Invensys to Implement Cutler's Next-Generation Controller
Dr. Charles Cutler is widely recognized as one of the earliest developers of advanced process control and model predictive control algorithms and controllers. His DMC and DMCplus are the most widely used multivariable controller technologies in the world.

Dr. Cutler, a member of the Control Process Automation Hall of Fame, announced at the Invensys Process Systems Customer Conference a global agreement for Invensys to market Cutler Technology Corporation's new Adaptive Dynamic Matrix Control technology. This is a non-exclusive agreement, but Cutler said, "I am not going to let just any engineering company have this. Invensys has demonstrated the ability to sell these products." With nearly 300 consultants worldwide, Invensys is now the largest authorized CTC implementer and re-seller, according to Doug Kelly, vice president of global solutions services for Invensys.

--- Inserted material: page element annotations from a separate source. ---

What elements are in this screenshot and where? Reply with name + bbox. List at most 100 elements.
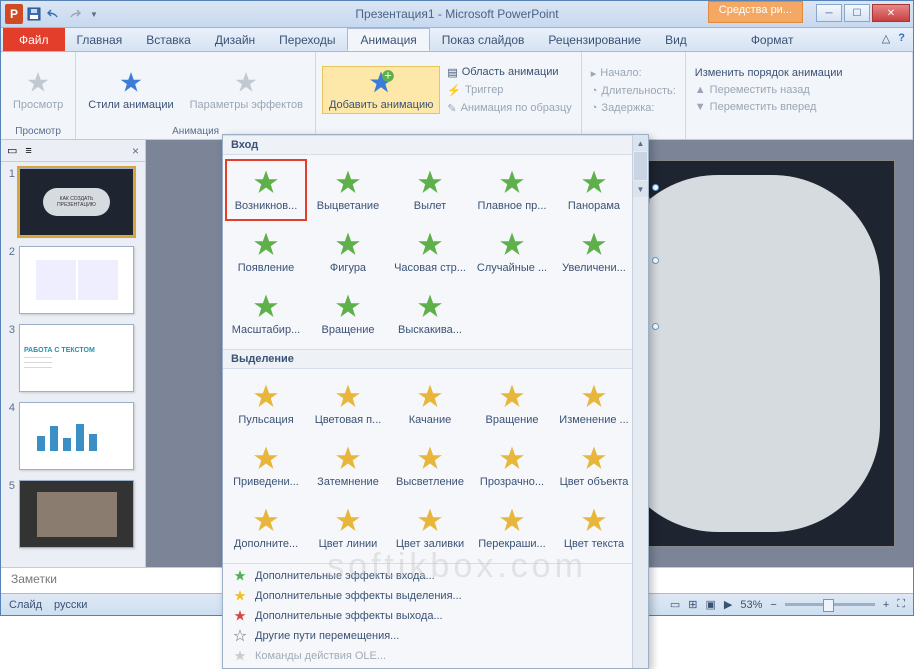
star-icon	[497, 444, 527, 474]
tab-animation[interactable]: Анимация	[347, 28, 429, 51]
tab-format[interactable]: Формат	[739, 28, 806, 51]
slides-panel: ▭ ≡ × 1КАК СОЗДАТЬПРЕЗЕНТАЦИЮ 2 3РАБОТА …	[1, 140, 146, 567]
add-animation-button[interactable]: + Добавить анимацию	[322, 66, 440, 114]
contextual-tab[interactable]: Средства ри...	[708, 1, 803, 23]
zoom-out-icon[interactable]: −	[770, 599, 776, 611]
view-slideshow-icon[interactable]: ▶	[724, 598, 732, 611]
star-icon	[333, 168, 363, 198]
emphasis-effects-grid: ПульсацияЦветовая п...КачаниеВращениеИзм…	[223, 369, 648, 563]
entrance-effect-item[interactable]: Выцветание	[307, 159, 389, 221]
star-icon	[232, 69, 260, 97]
minimize-button[interactable]: ─	[816, 4, 842, 22]
maximize-button[interactable]: ☐	[844, 4, 870, 22]
entrance-effect-item[interactable]: Появление	[225, 221, 307, 283]
animation-styles-button[interactable]: Стили анимации	[82, 67, 179, 113]
entrance-effect-item[interactable]: Панорама	[553, 159, 635, 221]
entrance-effect-item[interactable]: Часовая стр...	[389, 221, 471, 283]
close-panel-icon[interactable]: ×	[132, 144, 139, 158]
entrance-effect-item[interactable]: Увеличени...	[553, 221, 635, 283]
language-indicator[interactable]: русски	[54, 599, 87, 611]
more-entrance-effects[interactable]: Дополнительные эффекты входа...	[223, 566, 648, 586]
view-reading-icon[interactable]: ▣	[706, 598, 716, 611]
qat-dropdown-icon[interactable]: ▼	[85, 5, 103, 23]
star-icon	[579, 506, 609, 536]
outline-tab-icon[interactable]: ≡	[25, 145, 31, 157]
entrance-effect-item[interactable]: Плавное пр...	[471, 159, 553, 221]
thumbnail-4[interactable]	[19, 402, 134, 470]
more-emphasis-effects[interactable]: Дополнительные эффекты выделения...	[223, 586, 648, 606]
animation-pane-button[interactable]: ▤Область анимации	[444, 65, 574, 80]
fit-window-icon[interactable]: ⛶	[897, 598, 905, 611]
slides-tab-icon[interactable]: ▭	[7, 144, 17, 157]
emphasis-effect-item[interactable]: Изменение ...	[553, 373, 635, 435]
entrance-effect-item[interactable]: Возникнов...	[225, 159, 307, 221]
emphasis-effect-item[interactable]: Цвет объекта	[553, 435, 635, 497]
entrance-effect-item[interactable]: Выскакива...	[389, 283, 471, 345]
star-icon	[333, 506, 363, 536]
close-button[interactable]: ✕	[872, 4, 910, 22]
zoom-slider[interactable]	[785, 603, 875, 606]
tab-insert[interactable]: Вставка	[134, 28, 203, 51]
emphasis-effect-item[interactable]: Приведени...	[225, 435, 307, 497]
quick-access-toolbar: P ▼	[1, 5, 103, 23]
thumbnail-5[interactable]	[19, 480, 134, 548]
undo-icon[interactable]	[45, 5, 63, 23]
star-icon	[333, 292, 363, 322]
emphasis-effect-item[interactable]: Цвет линии	[307, 497, 389, 559]
emphasis-effect-item[interactable]: Цвет текста	[553, 497, 635, 559]
tab-view[interactable]: Вид	[653, 28, 699, 51]
app-logo: P	[5, 5, 23, 23]
view-sorter-icon[interactable]: ⊞	[688, 598, 697, 611]
emphasis-effect-item[interactable]: Высветление	[389, 435, 471, 497]
entrance-effect-item[interactable]: Случайные ...	[471, 221, 553, 283]
duration-field: ◔Длительность:	[588, 84, 679, 98]
scroll-up-icon[interactable]: ▲	[633, 135, 648, 151]
svg-text:+: +	[384, 69, 392, 83]
slide-thumbnails[interactable]: 1КАК СОЗДАТЬПРЕЗЕНТАЦИЮ 2 3РАБОТА С ТЕКС…	[1, 162, 145, 567]
entrance-effect-item[interactable]: Масштабир...	[225, 283, 307, 345]
emphasis-effect-item[interactable]: Прозрачно...	[471, 435, 553, 497]
start-field: ▸Начало:	[588, 66, 679, 81]
entrance-effects-grid: Возникнов...ВыцветаниеВылетПлавное пр...…	[223, 155, 648, 349]
emphasis-section-header: Выделение	[223, 349, 648, 369]
emphasis-effect-item[interactable]: Перекраши...	[471, 497, 553, 559]
gallery-scrollbar[interactable]: ▲ ▼	[632, 135, 648, 668]
view-normal-icon[interactable]: ▭	[670, 598, 680, 611]
zoom-in-icon[interactable]: +	[883, 599, 889, 611]
tab-slideshow[interactable]: Показ слайдов	[430, 28, 537, 51]
emphasis-effect-item[interactable]: Качание	[389, 373, 471, 435]
save-icon[interactable]	[25, 5, 43, 23]
ole-actions: Команды действия OLE...	[223, 646, 648, 666]
entrance-effect-item[interactable]: Вращение	[307, 283, 389, 345]
more-exit-effects[interactable]: Дополнительные эффекты выхода...	[223, 606, 648, 626]
trigger-button: ⚡Триггер	[444, 83, 574, 98]
delay-field: ◔Задержка:	[588, 101, 679, 115]
entrance-effect-item[interactable]: Вылет	[389, 159, 471, 221]
scroll-down-icon[interactable]: ▼	[633, 181, 648, 197]
emphasis-effect-item[interactable]: Вращение	[471, 373, 553, 435]
thumbnail-2[interactable]	[19, 246, 134, 314]
zoom-level[interactable]: 53%	[740, 599, 762, 611]
redo-icon[interactable]	[65, 5, 83, 23]
emphasis-effect-item[interactable]: Дополните...	[225, 497, 307, 559]
star-icon	[497, 382, 527, 412]
thumbnail-3[interactable]: РАБОТА С ТЕКСТОМ—————————————————————	[19, 324, 134, 392]
tab-review[interactable]: Рецензирование	[536, 28, 653, 51]
emphasis-effect-item[interactable]: Пульсация	[225, 373, 307, 435]
thumbnail-1[interactable]: КАК СОЗДАТЬПРЕЗЕНТАЦИЮ	[19, 168, 134, 236]
star-icon	[497, 168, 527, 198]
help-icon[interactable]: ?	[898, 32, 905, 45]
entrance-effect-item[interactable]: Фигура	[307, 221, 389, 283]
emphasis-effect-item[interactable]: Цветовая п...	[307, 373, 389, 435]
star-icon	[415, 292, 445, 322]
reorder-title: Изменить порядок анимации	[692, 66, 846, 80]
emphasis-effect-item[interactable]: Цвет заливки	[389, 497, 471, 559]
tab-design[interactable]: Дизайн	[203, 28, 267, 51]
tab-home[interactable]: Главная	[65, 28, 135, 51]
minimize-ribbon-icon[interactable]: △	[882, 32, 890, 45]
file-tab[interactable]: Файл	[3, 28, 65, 51]
more-motion-paths[interactable]: Другие пути перемещения...	[223, 626, 648, 646]
tab-transitions[interactable]: Переходы	[267, 28, 347, 51]
emphasis-effect-item[interactable]: Затемнение	[307, 435, 389, 497]
preview-button[interactable]: Просмотр	[7, 67, 69, 113]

Cutler described ADMC as the first major advance in advanced process control in nearly thirty years, as a next generation controller, and as a strong solution in the process industries, with step-out performance against other controller technologies.

"We thought we were in a saturated market, but when we tested the ADMC products, we found that we could improve performance dramatically, even where existing multivariable controller software was in place and operational," Cutler said.

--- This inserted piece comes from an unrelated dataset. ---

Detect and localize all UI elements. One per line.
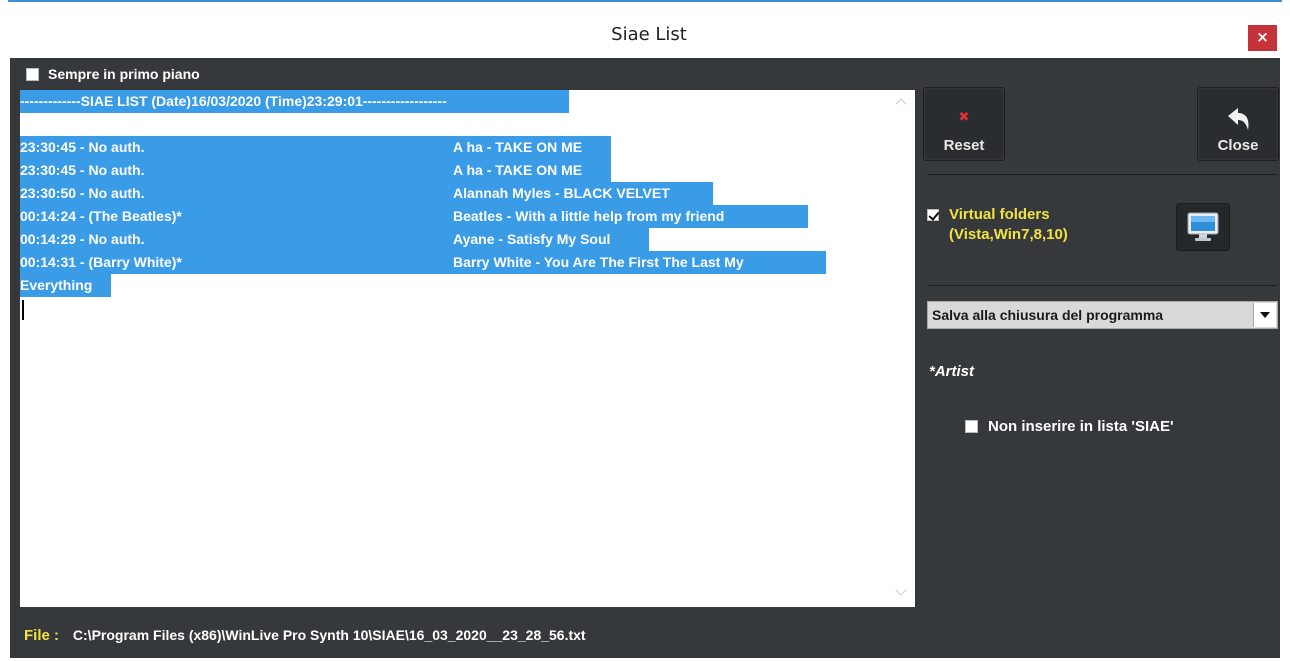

Cutler described a test at a ConocoPhillips FCCU (Fluid Catalytic Cracking Unit) as showing "distinctively different performance" than the DMC controller that was already on the unit and used specifically for comparison.

ADMC is a suite of two products: the Operator Advisor simulator (OA), which interfaces with the DCS and updates its basis every five seconds, and the Adaptive Dynamic Matrix Controller itself, which is a multivariable controller with PID dynamics removed from the model. Both products use the same model, and this synergy eliminates maintenance problems that plague many model-predictive controllers.

In the ConocoPhillips FCCU test in July 2006, the fact that ADMC was able to permit all the valves to be driven to 100% without invalidating the model permitted very large performance gains. "And when you open the valves all the way up," Cutler noted, "what you find is that the system is a lot more stable. Production variability significantly decreased."

ADMC removes the dynamics of the PID equation from the hierarchy of the model, and without the PID controllers, the model is now a true dynamic model of the process. Basic process dynamics rarely change, since they derive from vessel sizes, inventories, lengths of pipe, and so forth. So, since model dynamics don't change, maintenance is greatly reduced with a corresponding increase in the controller stream factor. Since the OA simulator runs 150 times real time, and updates the state of the process every five seconds, the operators can model "what ifs" in near real time, any time.

Cutler and Invensys believe that this can be a replacement for every existing multivariable model predictive controller currently installed. He explained that current model-based control technologies operate on valve output—not changes in the process variable itself. Valve stiction introduces variability into the process, "and there are lots of sticky valves," Cutler noted. "Those valves are what make traditional controllers not work. We can deal with them quite well, and since they aren't going to go away, we are a good choice to replace existing controllers."

"Throughput was improved by 10%, and variability was significantly reduced." CTC's Charlie Cutler on the dramatic performance improvements achieved by applying his company's Adaptive Model Based Control to a ConocoPhillips FCCU earlier this year.